“It Gets Better”

SAM KNEPPRATH | STAFF REPORTER

Sometimes you’re confused.

Sometimes you may think the world is going to end and you’re clearly out of options and furthermore, out of people to go to for support. You start doubting not only your friends and family, but yourself as well. With all of these thoughts and fears running through your head, drowning even the smallest glimpse of hope, sometimes you simply need to hear that it gets better.

Back in September 2010, Dan Savage created a YouTube video with his partner, Terry Miller, expanding on these three calming words as a means to help and reassure young adults facing bullying and torment. This loving gesture sparked thousands of individuals taking to the internet with open arms, from celebrities like Tim Gunn to the president of the United States himself creating videos in similar vain.

With this story at its core, Liesel Reinhart set out to write and create a musical just as positive and supportive as the It Gets Better Project was founded on. Shown at Clowes Memorial Hall this past Saturday, “It Gets Better” circles around a slew of stories scrap-booked together through the narratives of LGBT members.

From the mother whose recollection of her son always having fun wearing the most extravagant of Halloween costumes, to the girl who blurted out her love for her best friend on her birthday, the tales created a place of sincerity that is unmatched with most theater productions. This is due in part to the fact that all of the stories are based on real encounters and interviews that members of the musical—and project—had with people they met all over the country.

While this makes the happy stories even happier, the not-so-happy reality of others make them even that much more tragic. Abuse, neglect and venomous closed-mindedness are just the tip of the iceberg as far as some of these theatrical memoirs go.
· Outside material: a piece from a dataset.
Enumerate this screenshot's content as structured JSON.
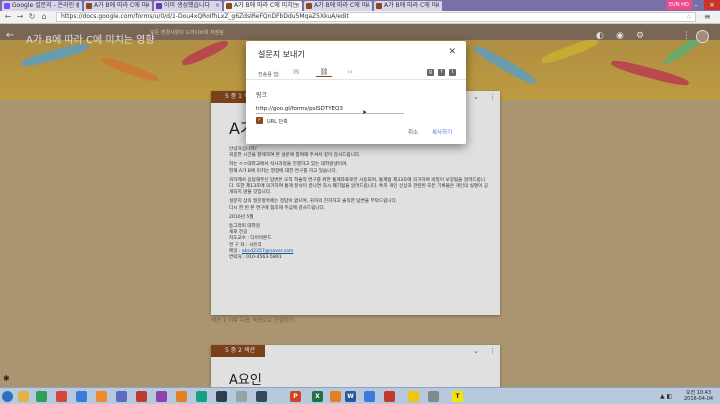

One tale that truly broke the wall between acting and reality was the story of Tyler Houston, who just so happened to be one of the actors in the production. Between two of the more theatrical portrayals, Houston came center stage and simply introduced himself and his tale.
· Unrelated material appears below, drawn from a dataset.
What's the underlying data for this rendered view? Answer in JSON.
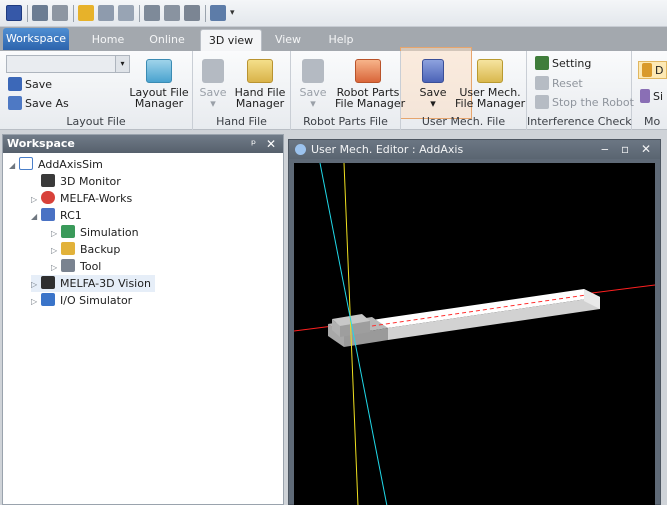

It was from this conversational aura that the audience got the essence of not only the musical, but of the project as a whole. It was no longer the story of just a name and a place—it was a person with dreams and emotions.

Just as Houston’s story unfolded and transformed from lowest-of-lows to his current state of performing with the It Gets Better Project and the Gay Men’s Chorus of Los Angeles, I think we can all keep sacred in knowing that regardless of our own current state, that it truly does get better.